Fort Payne, Ala. Mayor Larry Chesser saw some of the places hardest hit by the tornado that hit his town early Friday morning.
"It's a little worse than what we thought it was last night, but still it could've been a lot worse," said the mayor. "It could've been a heck of a lot worse."
Two people suffered minor injuries. This afternoon, the National Weather Service inspected the damage. Dave Nadler, the Warning Coordination Meteorologist for north Alabama, told NewsChannel 9, "This is definitely in the EF-1, EF-2 range [torndao]."
Nadler and his coworkers spent the day taking pictures, logging information, looking for indicators and loading all of the data into an iPad. Next, they will plot out a path.
"From what we've seen and we started off at the recycling plant, so we're kind of working our way northeast, it looks tornadic," Nadler noted.

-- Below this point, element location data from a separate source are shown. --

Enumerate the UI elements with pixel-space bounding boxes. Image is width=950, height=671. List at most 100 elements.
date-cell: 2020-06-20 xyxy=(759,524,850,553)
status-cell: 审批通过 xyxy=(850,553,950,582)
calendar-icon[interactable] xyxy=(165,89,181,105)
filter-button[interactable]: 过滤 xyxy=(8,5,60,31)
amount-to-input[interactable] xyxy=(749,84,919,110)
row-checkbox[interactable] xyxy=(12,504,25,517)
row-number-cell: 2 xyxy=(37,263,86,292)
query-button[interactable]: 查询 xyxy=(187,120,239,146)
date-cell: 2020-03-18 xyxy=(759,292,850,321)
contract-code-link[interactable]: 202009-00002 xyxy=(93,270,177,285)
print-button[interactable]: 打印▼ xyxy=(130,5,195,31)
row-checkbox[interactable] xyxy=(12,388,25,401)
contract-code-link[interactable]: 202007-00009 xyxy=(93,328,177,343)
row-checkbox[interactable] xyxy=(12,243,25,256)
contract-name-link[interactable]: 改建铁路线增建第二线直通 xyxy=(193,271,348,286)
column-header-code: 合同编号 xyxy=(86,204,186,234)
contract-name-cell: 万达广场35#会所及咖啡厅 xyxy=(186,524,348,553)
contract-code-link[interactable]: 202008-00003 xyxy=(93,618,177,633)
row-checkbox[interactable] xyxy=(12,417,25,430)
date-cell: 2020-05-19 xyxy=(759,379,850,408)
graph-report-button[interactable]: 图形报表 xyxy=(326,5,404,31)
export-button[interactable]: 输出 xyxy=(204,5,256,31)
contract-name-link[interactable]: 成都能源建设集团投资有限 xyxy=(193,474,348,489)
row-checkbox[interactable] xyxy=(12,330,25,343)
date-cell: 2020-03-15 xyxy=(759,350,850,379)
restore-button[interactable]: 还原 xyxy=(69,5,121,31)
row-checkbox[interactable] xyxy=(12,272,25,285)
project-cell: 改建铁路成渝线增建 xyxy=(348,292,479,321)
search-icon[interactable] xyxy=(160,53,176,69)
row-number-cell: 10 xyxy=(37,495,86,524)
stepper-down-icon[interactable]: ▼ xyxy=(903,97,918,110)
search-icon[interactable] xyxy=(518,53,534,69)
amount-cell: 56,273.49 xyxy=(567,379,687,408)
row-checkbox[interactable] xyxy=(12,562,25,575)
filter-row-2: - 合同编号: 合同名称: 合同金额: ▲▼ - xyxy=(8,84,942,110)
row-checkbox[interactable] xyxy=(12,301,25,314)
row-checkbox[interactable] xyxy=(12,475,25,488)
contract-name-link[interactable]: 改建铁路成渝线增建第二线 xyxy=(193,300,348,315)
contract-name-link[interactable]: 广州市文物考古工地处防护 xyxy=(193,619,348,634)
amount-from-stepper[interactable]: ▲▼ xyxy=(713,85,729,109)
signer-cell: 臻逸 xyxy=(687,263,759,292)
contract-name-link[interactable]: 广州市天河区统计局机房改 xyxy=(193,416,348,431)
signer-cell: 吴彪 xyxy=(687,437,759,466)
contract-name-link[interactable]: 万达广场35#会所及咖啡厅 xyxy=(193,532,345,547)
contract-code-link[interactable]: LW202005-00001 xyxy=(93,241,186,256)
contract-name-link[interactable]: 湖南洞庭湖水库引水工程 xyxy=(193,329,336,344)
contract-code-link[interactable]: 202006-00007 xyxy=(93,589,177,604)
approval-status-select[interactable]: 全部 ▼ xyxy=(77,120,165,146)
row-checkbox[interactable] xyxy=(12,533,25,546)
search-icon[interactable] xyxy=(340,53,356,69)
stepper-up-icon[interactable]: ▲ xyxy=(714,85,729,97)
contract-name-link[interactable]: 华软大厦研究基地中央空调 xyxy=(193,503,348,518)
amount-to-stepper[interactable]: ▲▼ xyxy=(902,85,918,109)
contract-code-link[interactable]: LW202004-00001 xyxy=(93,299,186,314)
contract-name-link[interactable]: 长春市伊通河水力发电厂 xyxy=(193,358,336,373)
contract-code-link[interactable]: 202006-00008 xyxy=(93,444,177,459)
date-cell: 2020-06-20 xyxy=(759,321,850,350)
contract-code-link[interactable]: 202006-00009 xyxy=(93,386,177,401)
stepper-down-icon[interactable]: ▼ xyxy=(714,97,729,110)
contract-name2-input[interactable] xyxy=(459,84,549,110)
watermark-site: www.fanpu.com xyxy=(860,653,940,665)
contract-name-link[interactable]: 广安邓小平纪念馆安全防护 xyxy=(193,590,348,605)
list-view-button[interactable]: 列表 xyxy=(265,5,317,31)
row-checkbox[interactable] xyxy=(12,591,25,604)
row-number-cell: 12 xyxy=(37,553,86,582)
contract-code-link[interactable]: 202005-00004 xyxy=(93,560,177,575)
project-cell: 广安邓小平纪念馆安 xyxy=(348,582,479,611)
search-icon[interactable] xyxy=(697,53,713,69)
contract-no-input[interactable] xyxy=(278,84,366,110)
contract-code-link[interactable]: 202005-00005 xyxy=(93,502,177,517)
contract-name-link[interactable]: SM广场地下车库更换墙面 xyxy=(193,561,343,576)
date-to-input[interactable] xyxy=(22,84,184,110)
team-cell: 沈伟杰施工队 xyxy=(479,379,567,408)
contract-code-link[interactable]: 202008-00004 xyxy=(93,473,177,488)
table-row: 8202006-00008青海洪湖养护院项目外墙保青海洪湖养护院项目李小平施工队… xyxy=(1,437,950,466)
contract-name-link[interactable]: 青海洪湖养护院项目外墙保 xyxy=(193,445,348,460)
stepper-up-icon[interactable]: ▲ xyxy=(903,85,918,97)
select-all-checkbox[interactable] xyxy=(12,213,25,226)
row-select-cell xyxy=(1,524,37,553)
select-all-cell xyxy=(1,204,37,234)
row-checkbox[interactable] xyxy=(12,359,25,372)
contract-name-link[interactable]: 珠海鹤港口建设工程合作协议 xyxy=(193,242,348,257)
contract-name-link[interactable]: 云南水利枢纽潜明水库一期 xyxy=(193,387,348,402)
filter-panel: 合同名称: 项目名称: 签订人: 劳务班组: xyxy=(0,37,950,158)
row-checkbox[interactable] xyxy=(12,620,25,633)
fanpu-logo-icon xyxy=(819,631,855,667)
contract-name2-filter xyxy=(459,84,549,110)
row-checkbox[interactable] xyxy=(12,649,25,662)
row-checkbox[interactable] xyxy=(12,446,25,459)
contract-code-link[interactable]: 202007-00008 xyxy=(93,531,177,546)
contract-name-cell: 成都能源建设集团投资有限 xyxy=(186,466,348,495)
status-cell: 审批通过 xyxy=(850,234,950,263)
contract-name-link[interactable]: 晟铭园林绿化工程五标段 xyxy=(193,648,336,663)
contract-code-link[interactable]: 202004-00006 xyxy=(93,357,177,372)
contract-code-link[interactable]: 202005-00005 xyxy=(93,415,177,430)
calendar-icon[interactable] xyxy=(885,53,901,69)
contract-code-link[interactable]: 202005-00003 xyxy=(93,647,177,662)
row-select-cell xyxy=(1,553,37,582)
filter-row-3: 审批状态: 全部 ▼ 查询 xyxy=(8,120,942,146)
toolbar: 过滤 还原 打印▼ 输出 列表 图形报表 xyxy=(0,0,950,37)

The evidence stares you in the face, especially as one homeowner looked at his destroyed house. Nadler explained how the roof was lifted off and how the walls fell outward.
"What happens is when air gets in and there's such an imbalance in pressure, which there is when you have tornadoes, it basically explodes the house and that's exactly what you're seeing here."
Meanwhile, Newley took some moments to reflect on what happened in his neighborhood and to his neighbors.
"It's sad, real sad. Made me think how precious life is. Seeing one happen that close to you, it really makes you think."